Over the last 60 years, the perception of the Arctic Ocean has changed from a hostile, sluggish, steady, ice-covered environment with little global impact to an ocean that has become increasingly accessible, apparently rapidly changing, only partly ice-covered, and connected to the global meridional overturning circulation. Our new observations demonstrate that waters off Northwest Greenland constitute the final limb in the grand cyclonic circulation of the Atlantic layer in the Arctic Ocean. These waters with an Atlantic water mass signature are warming in Nares Strait to the west of Greenland as they are elsewhere. Estimates of the magnitude and uncertainty of this warming are emerging from both moored observations and historical hydrographic station data.
Ocean temperatures sensed by instruments moored 3 m above the bottom between 228 and 366 m depth in Nares Strait suggest a mean warming of about 0.023 ± 0.015°C per year for the 2003–2009 period at 95% confidence. Salinity changes for the same period are not significantly different from zero. Nevertheless, oscillating bottom temperatures covary with salinities. Mean bottom salinities in Nares Strait exceed 34.56 psu while no water with salinities above 34.51 psu occurs in Baffin Bay to the south. These data indicate a dominantly northern source for the waters sensed by our moorings. Mean bottom temperatures hover near 0°C, which suggests minimal influence of waters from the northeastern Amundsen Basin in the Arctic Ocean. Thus, we conclude that the observed warming originates from the northeastern Canadian Basin to the southwest of our study area.

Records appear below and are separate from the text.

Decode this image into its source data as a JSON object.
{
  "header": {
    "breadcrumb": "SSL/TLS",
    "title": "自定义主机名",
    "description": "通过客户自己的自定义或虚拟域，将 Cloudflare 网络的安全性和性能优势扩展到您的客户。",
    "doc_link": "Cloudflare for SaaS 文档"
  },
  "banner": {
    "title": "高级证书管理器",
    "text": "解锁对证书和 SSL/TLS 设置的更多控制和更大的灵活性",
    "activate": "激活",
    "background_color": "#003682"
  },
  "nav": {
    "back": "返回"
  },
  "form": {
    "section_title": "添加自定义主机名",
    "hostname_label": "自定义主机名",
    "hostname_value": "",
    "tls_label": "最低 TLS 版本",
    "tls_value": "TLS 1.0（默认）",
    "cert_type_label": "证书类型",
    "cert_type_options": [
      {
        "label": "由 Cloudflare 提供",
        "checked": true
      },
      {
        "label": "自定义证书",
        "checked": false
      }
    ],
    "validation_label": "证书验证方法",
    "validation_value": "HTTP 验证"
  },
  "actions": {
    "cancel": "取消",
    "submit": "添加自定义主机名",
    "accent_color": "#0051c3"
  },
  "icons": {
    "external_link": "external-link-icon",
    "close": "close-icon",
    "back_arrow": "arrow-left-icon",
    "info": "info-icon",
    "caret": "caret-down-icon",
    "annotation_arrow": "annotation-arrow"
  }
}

In addition to these mean conditions, we find large interannual variability. For example, significant freshening emerges for the 2003–2006 period that reaches –0.02 ± 0.008 psu per year without significant concurrent temperature trends at three sensor locations. These data contrast with the 2007–2009 observational period when five different sensors all indicate warmer waters (0.063 ± 0.017°C per year) and saltier waters (0.027 ± 0.01 psu per year), which reverses the 2003–2006 freshening. We speculate that some of these observed changes are caused by a changing ice regime. During the 2003–2006 winters, ice was landfast, while during 2007–2009 it was generally mobile year-round. The warming impacts tidewater glaciers along northern Greenland with sill depths below 300 m, for example, Petermann Gletscher.